Debora Cristina de Castro da Rocha[1]

Camila Bertapelli Pinheiro[2]

Edilson Santos da Rocha[3]


Em decisão proferida pelo Tribunal de Justiça do Estado do Rio Grande do Sul e confirmada pela 4ª turma do Superior Tribunal de Justiça no REsp nº 1819075, fora corroborado entendimento de que o condomínio residencial tem a liberalidade para proibir a locação através de plataformas digitais, no que se inclui o aplicativo Airbnb, dentre tantos, pois, entendeu-se que a locação pela referida plataforma, in casu, estaria configurando contrato de hospedagem e não de locação. Nesse sentido, decidiu-se que, havendo regramento na convenção do condomínio proibindo a locação do imóvel para fins comerciais, os proprietários condôminos devem respeitar o dispositivo. Há controvérsias sobre o tema, principalmente porque a questão se mostra recente e deverá ser analisada de acordo com o caso concreto.

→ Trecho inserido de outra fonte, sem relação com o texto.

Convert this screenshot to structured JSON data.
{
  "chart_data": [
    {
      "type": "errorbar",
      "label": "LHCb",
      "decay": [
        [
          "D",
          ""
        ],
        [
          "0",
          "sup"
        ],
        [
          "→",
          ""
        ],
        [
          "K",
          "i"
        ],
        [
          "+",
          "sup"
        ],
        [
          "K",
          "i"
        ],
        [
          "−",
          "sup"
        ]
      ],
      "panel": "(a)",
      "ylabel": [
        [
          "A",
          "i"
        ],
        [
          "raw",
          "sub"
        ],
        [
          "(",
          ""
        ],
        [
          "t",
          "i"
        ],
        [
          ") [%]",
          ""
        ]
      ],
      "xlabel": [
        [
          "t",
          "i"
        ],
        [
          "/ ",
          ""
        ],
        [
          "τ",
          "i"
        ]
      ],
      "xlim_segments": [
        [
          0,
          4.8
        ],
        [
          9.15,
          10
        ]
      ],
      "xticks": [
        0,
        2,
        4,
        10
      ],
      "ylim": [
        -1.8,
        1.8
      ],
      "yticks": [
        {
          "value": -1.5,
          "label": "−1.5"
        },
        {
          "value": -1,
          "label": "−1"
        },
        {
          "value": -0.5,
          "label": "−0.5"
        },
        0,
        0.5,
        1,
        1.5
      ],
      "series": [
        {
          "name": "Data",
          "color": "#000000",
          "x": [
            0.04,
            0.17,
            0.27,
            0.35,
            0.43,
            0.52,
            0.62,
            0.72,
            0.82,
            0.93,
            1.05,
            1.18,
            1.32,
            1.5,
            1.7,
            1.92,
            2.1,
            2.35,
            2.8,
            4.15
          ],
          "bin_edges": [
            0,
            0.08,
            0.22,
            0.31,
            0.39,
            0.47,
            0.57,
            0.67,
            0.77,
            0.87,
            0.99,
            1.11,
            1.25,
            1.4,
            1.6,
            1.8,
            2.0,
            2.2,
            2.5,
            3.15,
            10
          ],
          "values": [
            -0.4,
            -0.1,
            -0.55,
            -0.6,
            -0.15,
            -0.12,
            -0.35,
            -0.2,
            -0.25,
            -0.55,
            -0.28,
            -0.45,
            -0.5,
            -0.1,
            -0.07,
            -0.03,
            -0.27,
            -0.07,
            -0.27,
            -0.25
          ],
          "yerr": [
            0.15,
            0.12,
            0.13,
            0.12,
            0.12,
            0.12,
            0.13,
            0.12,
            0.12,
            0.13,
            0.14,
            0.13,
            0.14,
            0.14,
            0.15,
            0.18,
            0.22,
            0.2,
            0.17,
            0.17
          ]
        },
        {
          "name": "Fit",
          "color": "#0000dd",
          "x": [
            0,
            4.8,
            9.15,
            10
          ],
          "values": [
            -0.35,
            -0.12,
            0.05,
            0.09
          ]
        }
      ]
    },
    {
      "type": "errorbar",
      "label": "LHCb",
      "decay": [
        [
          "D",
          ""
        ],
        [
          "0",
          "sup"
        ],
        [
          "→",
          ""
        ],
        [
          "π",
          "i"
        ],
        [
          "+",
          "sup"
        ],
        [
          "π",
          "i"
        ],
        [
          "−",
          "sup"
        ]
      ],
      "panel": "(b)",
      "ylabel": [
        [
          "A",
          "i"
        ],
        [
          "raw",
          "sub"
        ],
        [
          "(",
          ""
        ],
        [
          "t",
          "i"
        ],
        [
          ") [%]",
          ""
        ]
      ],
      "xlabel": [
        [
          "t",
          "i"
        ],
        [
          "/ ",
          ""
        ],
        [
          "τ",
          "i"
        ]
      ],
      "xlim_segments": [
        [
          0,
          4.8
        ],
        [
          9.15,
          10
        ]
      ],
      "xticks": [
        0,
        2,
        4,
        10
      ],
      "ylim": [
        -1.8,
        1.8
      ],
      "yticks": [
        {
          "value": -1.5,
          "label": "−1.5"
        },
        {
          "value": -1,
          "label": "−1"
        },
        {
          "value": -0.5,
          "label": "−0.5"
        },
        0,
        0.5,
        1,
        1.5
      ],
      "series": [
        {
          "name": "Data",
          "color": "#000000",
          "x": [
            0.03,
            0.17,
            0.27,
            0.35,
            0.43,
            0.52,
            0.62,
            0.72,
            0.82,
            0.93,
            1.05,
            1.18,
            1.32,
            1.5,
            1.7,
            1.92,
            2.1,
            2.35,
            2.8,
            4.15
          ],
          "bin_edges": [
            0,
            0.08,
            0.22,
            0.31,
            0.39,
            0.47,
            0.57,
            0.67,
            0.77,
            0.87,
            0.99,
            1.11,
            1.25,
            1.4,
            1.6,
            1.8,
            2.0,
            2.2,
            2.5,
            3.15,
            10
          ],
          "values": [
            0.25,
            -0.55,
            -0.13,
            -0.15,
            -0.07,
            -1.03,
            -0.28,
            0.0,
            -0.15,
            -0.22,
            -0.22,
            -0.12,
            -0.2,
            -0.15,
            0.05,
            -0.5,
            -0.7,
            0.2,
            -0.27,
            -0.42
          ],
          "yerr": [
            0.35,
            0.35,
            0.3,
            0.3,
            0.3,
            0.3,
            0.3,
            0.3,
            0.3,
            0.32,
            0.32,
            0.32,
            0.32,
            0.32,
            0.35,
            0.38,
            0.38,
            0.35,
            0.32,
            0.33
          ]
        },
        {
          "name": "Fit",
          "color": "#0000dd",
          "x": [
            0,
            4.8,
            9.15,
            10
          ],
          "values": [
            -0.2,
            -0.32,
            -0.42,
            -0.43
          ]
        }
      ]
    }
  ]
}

Diante das novas tecnologias e modalidades de prestação de serviços advindas dos novos formatos de contratação, – que não raramente preveem a utilização das residências para trabalhos home office, concomitantemente com a possibilidade das locações ocorrerem através de plataformas digitais -, têm se tornado cada vez mais comuns as divergências entre direito de propriedade e os limites aos direitos do condômino.

As controvérsias decorrem especialmente da hipótese de a locação do imóvel ter sido celebrada através das plataformas digitais, e mais do que isso, quando a sua utilização enseja uso diverso do fim previsto em lei, qual seja, da locação residencial do imóvel. Sob o viés da doutrina, quando o assunto versa sobre a locação de imóveis para o fim residencial, tem-se que a disposição do imóvel para tal finalidade, não possui nem de longe as características de eventualidade e transitoriedade, diferentemente da natureza das locações que ocorrem através das plataformas digitais, que têm por escopo a locação que permite apenas diárias, dentre a oferta de serviços de hospedagem, incluindo internet ilimitada, serviços de lavanderia e etc.

No REsp 1819075, ora em análise, fora constatado que a convenção de condomínio prevê expressamente que o uso das unidades deve se prestar à finalidade residencial, de modo que a locação decorrente da utilização de plataformas digitais, tais como Airbnb, estaria afrontando a convenção e a finalidade residencial do condomínio[S1] .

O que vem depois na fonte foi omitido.